“The inventions of medical products like insulin, penicillin, vaccines, antibiotics, hearing aids, and cardiac pacemakers had the most influence on the world because they increased the life expectancy of the average human and also allowed for more research and improvement (Trueman). The results were positive, but the means by which these products were discovered and tested were not always innocent. …”
So begins the essay submitted by Emma Morrisey from Alton, Il, who is planning to go and study at the University of Southern California to study Chemical and Biochemical Engineering. Emma claimed the grand prize honors in the fourth annual Salvi, Schostok & Pritchard P.C. Scholarship Essay Contest.
This year, we offered three scholarships to deserving Illinois high school seniors, college and law school students who author winning essays on the topic of medical malpractice. As in past years, our goal with the scholarship is to support students’ educational efforts while raising awareness about important issues. Students were asked to write an essay that answers the questions, “with advancement in medical devices, what are some of the threats to patients? Is technology reliable in the medical field?” Three scholarships were awarded to go towards college tuition.
Emma, received our $2,500 first-place scholarship award for an essay. As she points out in his essay, several advances in medicine have had positive results, increasing the life expectancy of the average human. However, the means by which these advances were made have not always been innocent.
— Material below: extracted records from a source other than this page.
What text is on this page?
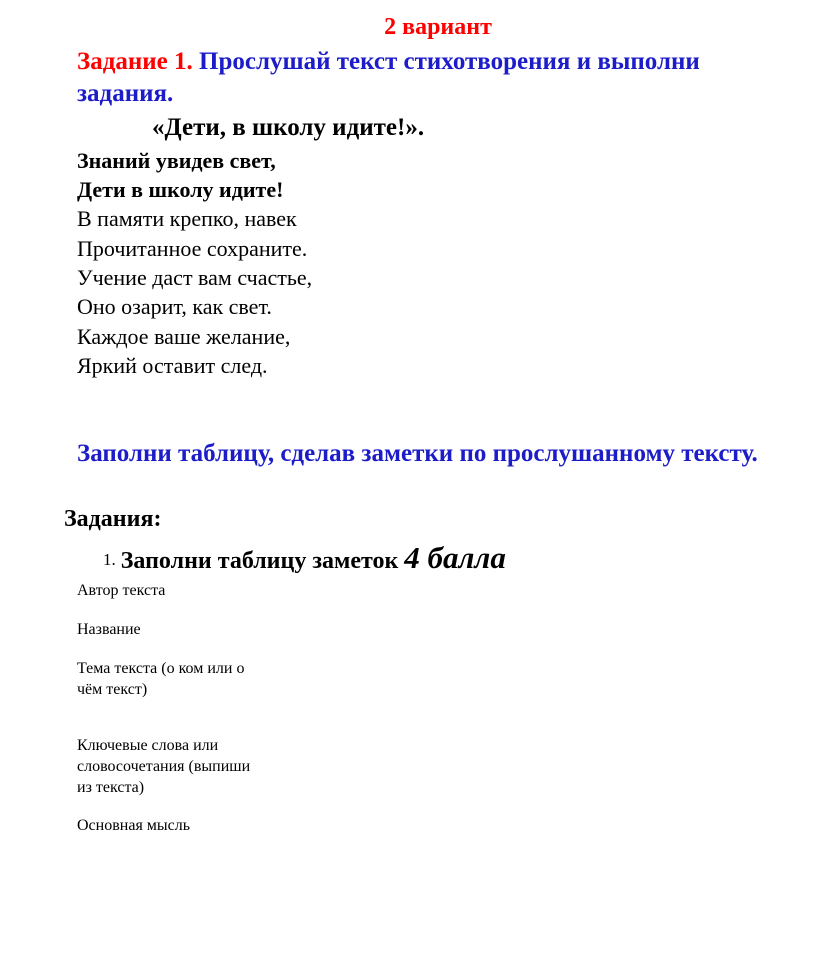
2 вариант
Задание 1. Прослушай текст стихотворения и выполни задания.
«Дети, в школу идите!».
Знаний увидев свет,
Дети в школу идите!
В памяти крепко, навек
Прочитанное сохраните.
Учение даст вам счастье,
Оно озарит, как свет.
Каждое ваше желание,
Яркий оставит след.
Заполни таблицу, сделав заметки по прослушанному тексту.
Задания:
1. Заполни таблицу заметок 4 балла
Автор текста
Название
Тема текста (о ком или о чём текст)
Ключевые слова или словосочетания (выпиши из текста)
Основная мысль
“Technology in medicine, like anywhere else, can result in both complications and advantages,” Emma writes. “However, technology does not contribute to medical malpractice. There may be situations that result from misuse or misunderstanding of technology, but overall, medical technology is necessary”
Emma goes on to argue that even without the presence of technology, medical malpractice has existed; in fact, it used to be even more common in the operating room and even in general practices because it was more difficult to monitor patient conditions.
“In order to avoid medical problems, doctors and nurses should be well-trained in the use of new technology as well as additional procedures if the technology becomes faulty in the middle of an emergency. Overall, technology has improved the medical field much more than it could have ever caused problems for it. ” Emma concludes.
The second-place prize in our contest – a scholarship award of $750 went to Jarrad Woodson of Chicago, Illinois. Jarrad will be attending John Marshall Law School this fall.
Andrew Johansen of Crystal Lake, Illinois, a student at National University of Health Sciences, earned our third-place prize – a $250 scholarship award.
Our law firm would like to congratulate all of the winners and thank all of those who submitted essays in our contest.